Beyond Traditional Benchmarks: Analyzing Behaviors of Open LLMs on Data-to-Text Generation
This work highlights a critical limitation in open LLMs for data-to-text generation, which is important for applications requiring accurate information extraction, though it is incremental in focusing on error analysis rather than solving the problem.

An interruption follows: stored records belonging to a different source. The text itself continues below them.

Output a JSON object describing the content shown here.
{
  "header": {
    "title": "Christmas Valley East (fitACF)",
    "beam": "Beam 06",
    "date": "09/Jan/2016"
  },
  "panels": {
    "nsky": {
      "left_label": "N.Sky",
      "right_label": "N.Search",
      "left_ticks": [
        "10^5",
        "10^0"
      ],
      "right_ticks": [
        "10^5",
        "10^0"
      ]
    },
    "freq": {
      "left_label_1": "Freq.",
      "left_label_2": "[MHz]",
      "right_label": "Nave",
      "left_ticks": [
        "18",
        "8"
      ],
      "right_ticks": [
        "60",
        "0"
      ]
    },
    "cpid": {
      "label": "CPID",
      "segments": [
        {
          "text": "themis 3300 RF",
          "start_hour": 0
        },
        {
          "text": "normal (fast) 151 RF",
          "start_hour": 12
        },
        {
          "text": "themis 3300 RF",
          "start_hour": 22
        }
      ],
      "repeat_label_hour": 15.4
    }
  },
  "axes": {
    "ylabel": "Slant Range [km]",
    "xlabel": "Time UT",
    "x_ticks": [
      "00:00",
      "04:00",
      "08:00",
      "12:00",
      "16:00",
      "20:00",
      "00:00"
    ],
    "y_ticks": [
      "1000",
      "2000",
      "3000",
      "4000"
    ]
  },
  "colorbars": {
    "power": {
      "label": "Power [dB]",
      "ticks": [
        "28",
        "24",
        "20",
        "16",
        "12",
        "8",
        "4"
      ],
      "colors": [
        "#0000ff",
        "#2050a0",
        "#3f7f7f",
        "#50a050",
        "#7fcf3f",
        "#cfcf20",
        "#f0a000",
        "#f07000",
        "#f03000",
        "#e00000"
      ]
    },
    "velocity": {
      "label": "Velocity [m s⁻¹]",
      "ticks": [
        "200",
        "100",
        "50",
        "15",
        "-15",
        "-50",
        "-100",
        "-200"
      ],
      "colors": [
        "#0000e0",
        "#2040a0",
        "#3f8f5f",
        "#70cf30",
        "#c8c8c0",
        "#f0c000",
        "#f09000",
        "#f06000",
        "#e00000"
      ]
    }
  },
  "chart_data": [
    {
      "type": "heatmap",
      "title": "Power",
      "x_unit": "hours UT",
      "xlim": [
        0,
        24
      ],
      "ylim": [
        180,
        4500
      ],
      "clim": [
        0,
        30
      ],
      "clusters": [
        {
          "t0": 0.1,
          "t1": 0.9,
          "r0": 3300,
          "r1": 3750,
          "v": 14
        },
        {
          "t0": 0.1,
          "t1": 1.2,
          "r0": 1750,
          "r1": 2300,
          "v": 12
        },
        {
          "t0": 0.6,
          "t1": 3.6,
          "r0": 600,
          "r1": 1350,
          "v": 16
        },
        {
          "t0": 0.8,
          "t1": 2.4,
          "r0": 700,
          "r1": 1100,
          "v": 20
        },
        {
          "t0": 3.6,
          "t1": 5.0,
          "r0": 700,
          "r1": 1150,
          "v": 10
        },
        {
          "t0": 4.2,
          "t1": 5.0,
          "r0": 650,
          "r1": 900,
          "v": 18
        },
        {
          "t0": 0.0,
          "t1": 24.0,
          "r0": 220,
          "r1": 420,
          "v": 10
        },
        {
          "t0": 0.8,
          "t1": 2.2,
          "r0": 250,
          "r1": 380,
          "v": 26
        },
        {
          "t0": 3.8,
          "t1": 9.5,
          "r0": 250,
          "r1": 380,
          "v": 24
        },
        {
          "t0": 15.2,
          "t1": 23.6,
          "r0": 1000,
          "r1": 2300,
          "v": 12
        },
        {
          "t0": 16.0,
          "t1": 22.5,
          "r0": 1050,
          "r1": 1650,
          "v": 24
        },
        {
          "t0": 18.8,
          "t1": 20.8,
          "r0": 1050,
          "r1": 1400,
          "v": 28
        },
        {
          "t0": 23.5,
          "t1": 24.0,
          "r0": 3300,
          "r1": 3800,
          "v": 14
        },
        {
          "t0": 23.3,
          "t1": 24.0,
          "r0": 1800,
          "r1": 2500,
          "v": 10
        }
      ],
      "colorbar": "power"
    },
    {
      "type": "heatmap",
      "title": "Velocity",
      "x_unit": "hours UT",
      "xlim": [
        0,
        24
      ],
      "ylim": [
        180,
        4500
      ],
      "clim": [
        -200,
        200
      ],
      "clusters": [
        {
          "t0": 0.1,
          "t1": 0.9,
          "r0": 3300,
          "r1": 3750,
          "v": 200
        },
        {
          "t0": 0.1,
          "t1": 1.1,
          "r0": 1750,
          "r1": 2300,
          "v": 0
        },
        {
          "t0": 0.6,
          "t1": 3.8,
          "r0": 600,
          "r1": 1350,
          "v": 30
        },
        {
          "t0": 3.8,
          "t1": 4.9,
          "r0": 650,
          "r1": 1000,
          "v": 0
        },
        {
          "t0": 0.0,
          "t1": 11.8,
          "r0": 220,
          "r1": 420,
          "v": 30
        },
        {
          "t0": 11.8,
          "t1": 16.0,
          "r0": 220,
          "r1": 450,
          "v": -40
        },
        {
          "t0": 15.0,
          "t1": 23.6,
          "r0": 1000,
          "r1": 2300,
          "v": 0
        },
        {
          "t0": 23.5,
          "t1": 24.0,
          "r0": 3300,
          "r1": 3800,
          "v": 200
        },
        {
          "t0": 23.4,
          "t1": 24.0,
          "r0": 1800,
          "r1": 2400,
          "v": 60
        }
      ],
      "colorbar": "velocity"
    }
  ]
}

The study analyzed open large language models (LLMs) on data-to-text generation, finding that while they produce fluent text in zero-shot settings, over 80% of outputs contain semantic errors, as measured by human annotators and a GPT-4-based metric.
We analyze the behaviors of open large language models (LLMs) on the task of data-to-text (D2T) generation, i.e., generating coherent and relevant text from structured data. To avoid the issue of LLM training data contamination with standard benchmarks, we design Quintd - a tool for collecting novel structured data records from public APIs. We find that open LLMs (Llama 2, Mistral, and Zephyr) can generate fluent and coherent texts in zero-shot settings from data in common formats collected with Quintd. However, we show that the semantic accuracy of the outputs is a major issue: both according to human annotators and our reference-free metric based on GPT-4, more than 80% of the outputs of open LLMs contain at least one semantic error. We publicly release the code, data, and model outputs.